Kin was already aboard. Snarling, Marco bounded up the short ladder and saw her sitting at the horseshoe-shaped instrument console. Wires trailed away from it to boxes bolted haphazardly around the interior of the cabin. In the centre of the floor a regiment of tiny cubes were engaged in feverish activity around a tangle of wires and metal shapes. One of them butted Marco politely on the foot until he moved.
‘Silver, shut that door,’ said Kin. ‘Hurry! And now pray to any convenient gods.’
She turned and addressed the air, in a tone of voice that made it clear it was not the others she was talking to.
‘We’re ready.’
The reply came from everywhere.
WE
HAVE
A
BARGAIN?
‘It’s a bargain,’ said Kin. There was a pause. The ship trembled slightly. Marco looked out and saw the cave walls slipping past.
‘Don’t say anything rash,’ said Kin. ‘Don’t even
think
, if you want to get home. Have a little faith, will you? Please?’
Sudden sunlight filled the cabin. Looking up, Marco and Silver saw a square of golden sky appear as sections of the roof slid back. The ship accelerated upwards on its section of floor.
By their feet a small robot tugged a length of tubing out of the heap in the centre of the cabin. One of its many arms swung down, hesitated, gripped the tube. The metal broke where it touched.
Silver jerked her head forward sharply as something tickled her ears. When she looked round cautiously she was eyeball to scanner with a little metal cube which was hanging from the cabin roof by three arms. It had no face, but managed to look embarrassed. Its fourth arm held a pair of calipers.
Marco hissed and struck out at another machine that was trying to climb up his leg. It landed on its back, scrabbling at the deck with all six arms.
Kin laughed hysterically.
‘Don’t be childish,’ she gasped. ‘When we flip into interspace you’d like to be in a contour-couch, wouldn’t you? All they want are your measurements.
DO
IT!
’
Marco opened his mouth to protest, and something touched his face. Looking down, he saw a metal tape unrolling on its way to the deck. He looked up. A robot was dangling above his head. He sighed.

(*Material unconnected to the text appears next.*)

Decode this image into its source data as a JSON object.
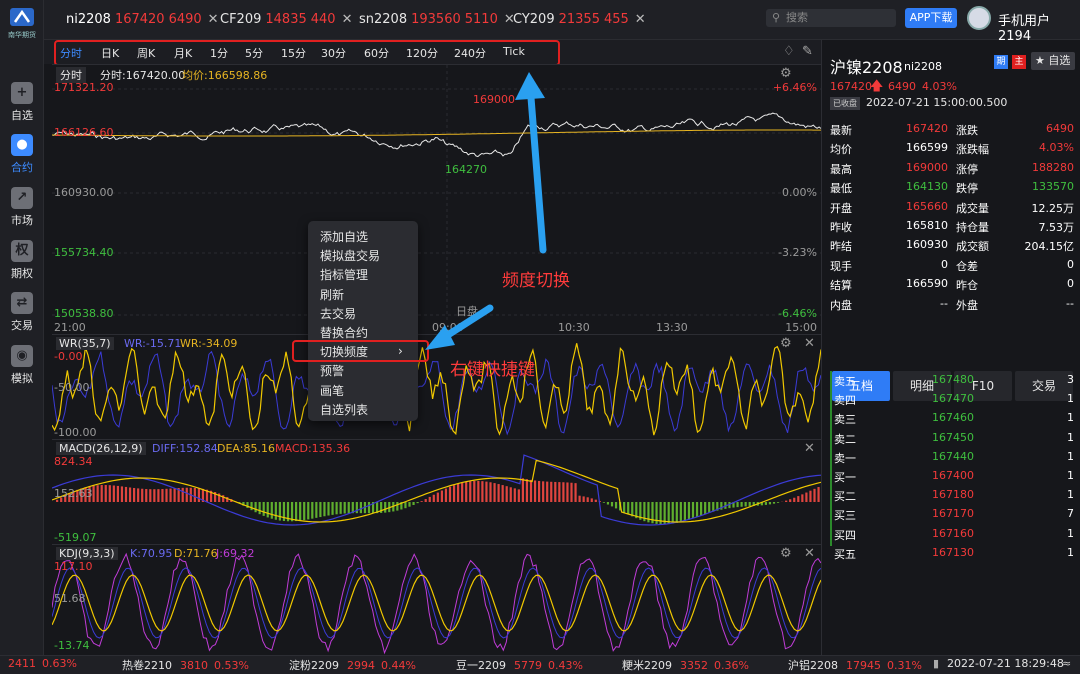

The ship rose into daylight. It emerged in the middle of a black sand beach, with the copper dome of the hub behind it. The sea moved lazily a few metres away. There was a shudder as the lift platform locked.
Now the cubes were spraying foam over three structures of curved tubing which they had bolted to the floor. The foam congealed into about the right sized hollows for a shand, a kung and a human.
‘We’ve got a little time until lift-off,’ said Kin, and stood up. ‘Has anybody got any questions? Yeah. I thought you might. Okay, but get in the couches.’
‘You don’t expect me to get us into interspace from the disc surface?’ asked Marco. ‘We wouldn’t have a chance!’
‘You did it from Kung,’ said Kin, settling into her couch.
‘Kung hasn’t got a damn great dome over the sky!’
‘No. I don’t expect to flip yet, anyway. We need the couches for the primary launch.’
‘But who is going to be at the controls? I can’t reach them from here!’
‘No one is going to be at the controls. There aren’t any for the launch. Trust me.’
‘No controls and you want me to trust you?’
‘Yes. I want you to trust me.’
Marco lay down and reached for the couch straps. Silver was already prone. They lay in silence for a while.